В реконструируемой нами экзистенциальной парадигме ни один писатель не может сравниться с интертекстуальной насыщенностью прозы Ю. Мамлеева: практически все писатели и философы русской и европейской культуры XX века нашли отзыв в творчестве Мамлеева. Причем, способы включения писателем экзистенциальной традиции в произведения поразительно многообразны и разноуровневы.

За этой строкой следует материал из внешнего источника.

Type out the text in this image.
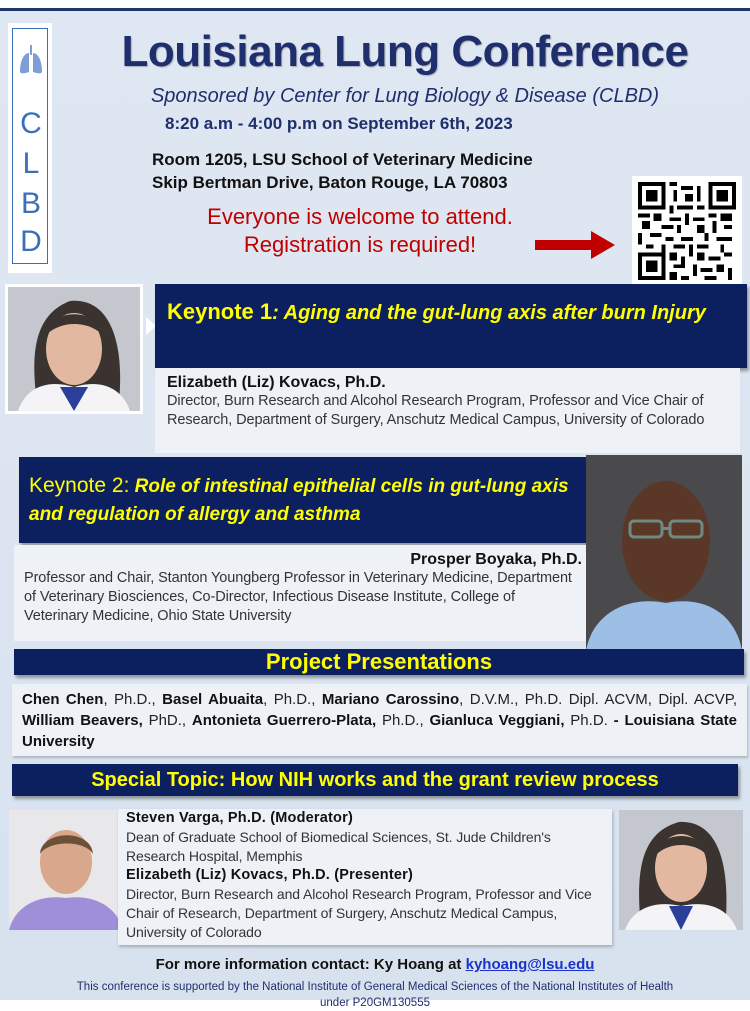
C
L
B
D
Louisiana Lung Conference
Sponsored by Center for Lung Biology & Disease (CLBD)
8:20 a.m - 4:00 p.m on September 6th, 2023
Room 1205, LSU School of Veterinary Medicine
Skip Bertman Drive, Baton Rouge, LA 70803
Everyone is welcome to attend.
Registration is required!
Keynote 1: Aging and the gut-lung axis after burn Injury
Elizabeth (Liz) Kovacs, Ph.D.
Director, Burn Research and Alcohol Research Program, Professor and Vice Chair of Research, Department of Surgery, Anschutz Medical Campus, University of Colorado
Keynote 2: Role of intestinal epithelial cells in gut-lung axis and regulation of allergy and asthma
Prosper Boyaka, Ph.D.
Professor and Chair, Stanton Youngberg Professor in Veterinary Medicine, Department of Veterinary Biosciences, Co-Director, Infectious Disease Institute, College of Veterinary Medicine, Ohio State University
Project Presentations
Chen Chen, Ph.D., Basel Abuaita, Ph.D., Mariano Carossino, D.V.M., Ph.D. Dipl. ACVM, Dipl. ACVP, William Beavers, PhD., Antonieta Guerrero-Plata, Ph.D., Gianluca Veggiani, Ph.D. - Louisiana State University
Special Topic: How NIH works and the grant review process
Steven Varga, Ph.D. (Moderator)
Dean of Graduate School of Biomedical Sciences, St. Jude Children's Research Hospital, Memphis
Elizabeth (Liz) Kovacs, Ph.D. (Presenter)
Director, Burn Research and Alcohol Research Program, Professor and Vice Chair of Research, Department of Surgery, Anschutz Medical Campus, University of Colorado
For more information contact: Ky Hoang at kyhoang@lsu.edu
This conference is supported by the National Institute of General Medical Sciences of the National Institutes of Health
under P20GM130555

Так, в сюжет «Голубого» включен черный ужас толстовских «Записок сумасшедшего» и стихия синей жизни из рассказов Горького 1920-х годов. В «Дневнике молодого человека» темой греха даже на стилевом отражении возникает Достоевский. В «Городских днях» метафизический ряд «крик – тьма – боль – ярость – ужас – свет – страх – рев – жуткое бездонное молчание» выводит Мамлеева практически на все экзистенциальные контексты, но прежде всего на Л. Андреева (Керженцев удостоился едва ли не прямого цитирования одного из героев «Московского гамбита»: «Взорвать бы этот земной шарик, взорвать!»). Герострат Ж. – П. Сартра лишь получает более определенную мотивацию во внутренних монологах героя:

Больше всего я ненавижу удачников и человеков счастливых. Я бы их всех удавил. Когда я вижу, что человеку везет: купил машину или хорошенькую женщину, написал книгу или сделал ученое открытие – первая мысль: застрелить. Руки сами собой так и тянутся к автомату; В своих самых радостных снах я видел себя в ситуациях, когда я могу всех безнаказанно убивать. Прямо так, мимоходом – идешь по улице, не понравилось тебе лицо – и бац, из пистолета, как свинью, закурил и пошел дальше как ни в чем не бывало.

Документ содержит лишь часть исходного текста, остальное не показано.